Based out of Eureka Springs, Arkansas, Brick Fields is a six member band lead by the husband and wife team of Rachel a & Larry Brick. The group is unique in several ways. First, the nine tunes written by the couple have lyrical content heavily influenced by their Christian faith. Next, Rachel Brick plays flute -an instrument rarely associated with blues - on several tracks. The final defining characteristic of this ensemble is Rachel's magnificent alto voice that is capable of turning anything she sings into a memorable experience.

“On the Vine” opens the disc with Rachel joyfully espousing the value of holding on to the promise from Jesus that love will grow through the hardest times if we keep our faith. Larry, Rachel and Rain Equine combine their voices on a beautiful acappella segment to open “In the Light of Love”. Rachel's flute serves as a counterpoint to her dynamic vocal and Casey Terry accentuates the arrangement with one of his engaging sax solos. Larry's sensitive acoustic guitar accompaniment on “Hopelessly Addicted” serves as a springboard for more of Rachel's earthy vocalization on love in it's many forms.

The rhythm section of Johnny Ray on bass and Caleb Bomar on drums create a funky backbeat on “Talk About the Weather” while Terry delivers another solid tenor sax solo. Rachel can barely control her passion as she sings about the impending final reckoning on “These Are the Days”. The band slows the pace on the ballad, “How Long”, which is not the classic blues tune but an original that finds Rachel interspersing tender moments with emphatic statements that blur the lines between the secular and spiritual realms. Another highlight is “Cryin'” as Rachel pours her heart out over the misery of life with Randy Fairbanks on organ adding depth while Larry plays a short but dramatic guitar solo.

“Go On with the Soul” finds Rachel as she utilizing every facet of her powerful voice as it dips and soars through the gentle gospel ballad.
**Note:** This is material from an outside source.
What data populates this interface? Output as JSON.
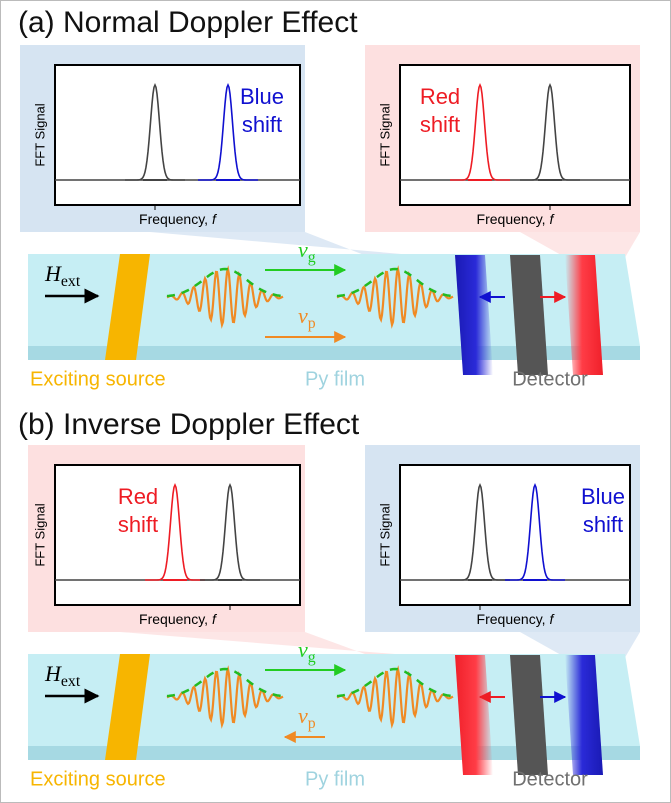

Larry's tasty guitar work and Terry's sax stand out on the up-tempo workout “Lord I'm Coming Home”. The lone cover is the gospel standard “Amazing Grace”. The band uses a bluesier arrangement which surprising falls short of energy and conviction found on the rest of the disc, although Fairbanks on organ adds some sense of church.

Those of you who might be put off by the references to God, Jesus and religious beliefs should know that the lyrics on Gospel Blue are not always overt statements of faith. The songwriting often blurs the separation of the heaven and earth, so that the material can be enjoyed no matter what your beliefs. And once you hear Rachel Brick lift up her voice, it really doesn't matter what she is singing about. Her voice will comfort and soothe you while the band gives her expert support. If you enjoy outstanding singing, you need to check out this recording.